My best bud got a Zuk175..Its age I do not know .But it was the first of the Big block series and he ordered it before they hit market..Prolly 10y ago..Gets lots of use 95% salt water and trouble free..Did the Beauty and the Pup come with it....Congrats and Enjoy


----------



## whsalum (Mar 4, 2013)

DJ77360 said:


> Well, you've finally got a center console. That is one fine ride Mr Billy.
> I remember running into you at the Kickapoo ramp when I was running the engine on my 22' Pathfinder. You told me then that a center console would be your next purchase. Glad to see you have it now and you will really enjoy the comfort and ease of moving around in that ride. Beautiful boat!
> Now, after you get it rigged out the way you want it, you can take me out and show me how to catch those White Bass.
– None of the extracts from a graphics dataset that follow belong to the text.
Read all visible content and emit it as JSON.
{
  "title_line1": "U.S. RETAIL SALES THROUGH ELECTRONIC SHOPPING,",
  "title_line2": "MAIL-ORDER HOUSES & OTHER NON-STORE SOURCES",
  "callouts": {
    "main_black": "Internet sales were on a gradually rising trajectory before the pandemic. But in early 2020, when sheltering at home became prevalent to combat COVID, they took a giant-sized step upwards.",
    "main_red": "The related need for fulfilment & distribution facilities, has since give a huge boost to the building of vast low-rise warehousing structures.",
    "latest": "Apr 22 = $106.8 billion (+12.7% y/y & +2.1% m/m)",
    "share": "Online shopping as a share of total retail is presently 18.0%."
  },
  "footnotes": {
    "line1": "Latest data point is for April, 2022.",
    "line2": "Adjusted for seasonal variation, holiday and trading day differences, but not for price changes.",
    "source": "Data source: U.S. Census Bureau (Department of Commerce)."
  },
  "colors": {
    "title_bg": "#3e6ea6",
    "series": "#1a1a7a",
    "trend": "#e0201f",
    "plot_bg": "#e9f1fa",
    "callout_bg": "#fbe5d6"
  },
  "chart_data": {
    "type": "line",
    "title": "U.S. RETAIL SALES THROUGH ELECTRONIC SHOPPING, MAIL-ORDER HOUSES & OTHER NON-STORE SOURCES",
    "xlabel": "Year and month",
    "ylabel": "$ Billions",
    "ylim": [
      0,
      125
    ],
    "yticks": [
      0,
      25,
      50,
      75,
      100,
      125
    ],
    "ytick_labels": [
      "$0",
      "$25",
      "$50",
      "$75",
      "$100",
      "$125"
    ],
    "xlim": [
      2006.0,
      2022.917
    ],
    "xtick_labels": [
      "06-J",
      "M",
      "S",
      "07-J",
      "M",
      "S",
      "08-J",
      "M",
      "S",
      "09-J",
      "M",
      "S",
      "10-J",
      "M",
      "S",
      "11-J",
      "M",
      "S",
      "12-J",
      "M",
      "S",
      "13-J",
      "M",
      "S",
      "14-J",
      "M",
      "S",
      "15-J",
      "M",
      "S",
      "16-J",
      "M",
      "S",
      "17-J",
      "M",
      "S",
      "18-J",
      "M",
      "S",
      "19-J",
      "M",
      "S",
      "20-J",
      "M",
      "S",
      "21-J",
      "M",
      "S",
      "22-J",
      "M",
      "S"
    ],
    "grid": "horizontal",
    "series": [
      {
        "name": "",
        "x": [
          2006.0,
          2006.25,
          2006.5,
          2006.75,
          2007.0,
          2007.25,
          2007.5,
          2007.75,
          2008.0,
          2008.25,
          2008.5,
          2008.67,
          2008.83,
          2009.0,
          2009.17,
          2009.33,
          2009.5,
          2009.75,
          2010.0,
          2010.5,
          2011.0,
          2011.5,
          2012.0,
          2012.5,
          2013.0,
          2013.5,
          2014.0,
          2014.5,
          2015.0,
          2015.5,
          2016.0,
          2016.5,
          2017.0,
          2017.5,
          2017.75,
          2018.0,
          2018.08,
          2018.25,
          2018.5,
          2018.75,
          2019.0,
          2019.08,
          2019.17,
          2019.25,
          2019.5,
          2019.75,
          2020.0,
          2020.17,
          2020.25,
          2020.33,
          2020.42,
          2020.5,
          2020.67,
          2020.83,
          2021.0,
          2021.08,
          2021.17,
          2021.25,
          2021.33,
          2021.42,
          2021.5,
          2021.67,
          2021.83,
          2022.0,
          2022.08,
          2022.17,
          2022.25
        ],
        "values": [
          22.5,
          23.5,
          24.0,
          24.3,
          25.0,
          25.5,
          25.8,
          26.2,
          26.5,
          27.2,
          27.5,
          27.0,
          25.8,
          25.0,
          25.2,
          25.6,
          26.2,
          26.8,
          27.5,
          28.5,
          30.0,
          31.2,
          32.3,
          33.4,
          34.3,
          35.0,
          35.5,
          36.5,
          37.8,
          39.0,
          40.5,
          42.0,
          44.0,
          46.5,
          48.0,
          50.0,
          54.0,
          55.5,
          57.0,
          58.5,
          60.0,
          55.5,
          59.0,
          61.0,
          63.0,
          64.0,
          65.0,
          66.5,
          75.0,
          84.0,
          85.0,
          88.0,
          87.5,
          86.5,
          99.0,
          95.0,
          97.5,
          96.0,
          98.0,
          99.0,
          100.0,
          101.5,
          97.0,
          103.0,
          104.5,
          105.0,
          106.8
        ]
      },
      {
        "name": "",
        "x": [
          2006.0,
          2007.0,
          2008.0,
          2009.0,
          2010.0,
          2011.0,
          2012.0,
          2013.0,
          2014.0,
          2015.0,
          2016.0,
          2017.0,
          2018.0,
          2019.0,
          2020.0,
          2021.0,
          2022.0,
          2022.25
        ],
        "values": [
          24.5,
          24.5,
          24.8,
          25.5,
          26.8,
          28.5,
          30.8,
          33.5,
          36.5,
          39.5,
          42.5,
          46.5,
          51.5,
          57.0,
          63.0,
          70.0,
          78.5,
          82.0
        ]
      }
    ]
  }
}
See, I'm not too proud to beg.
> Enjoy it Sir.


 You are more than welcome to come go with me when they get back to the lake Dennis, I'd enjoy the company.


----------



## whsalum (Mar 4, 2013)

cva34 said:


> My best bud got a Zuk175..Its age I do not know .But it was the first of the Big block series and he ordered it before they hit market..Prolly 10y ago..Gets lots of use 95% salt water and trouble free..Did the Beauty and the Pup come with it....Congrats and Enjoy


Got the pup as a rescue several years ago, the beauty I've had 41 years :smile::smile:


----------



## schoalbeast101 (Oct 23, 2014)

Wow! Beauty all around.


----------



## FoghornLeghorn (Sep 11, 2012)

sweet boat. I fished out of one a few years back, it ate up the chop and was a pretty dry ride. Definitely felt safe on that Frontier


----------



## Profish00 (May 21, 2004)

What are you seeing with the 175 zuk? I have the 200hp Iline Yamaha 54mph @ 5800 RPM


----------



## whsalum (Mar 4, 2013)

Profish00 said:


> What are you seeing with the 175 zuk? I have the 200hp Iline Yamaha 54mph @ 5800 RPM


Just picked it up late last week and got the title work etc. completed. I hope to start breaking it in this week. I have been told to expect 52mph with 4 adults and tackle.


----------



## sm000 (Oct 2, 2016)

Wow...what a boat! Congrats whsalum. Good things come good people.


----------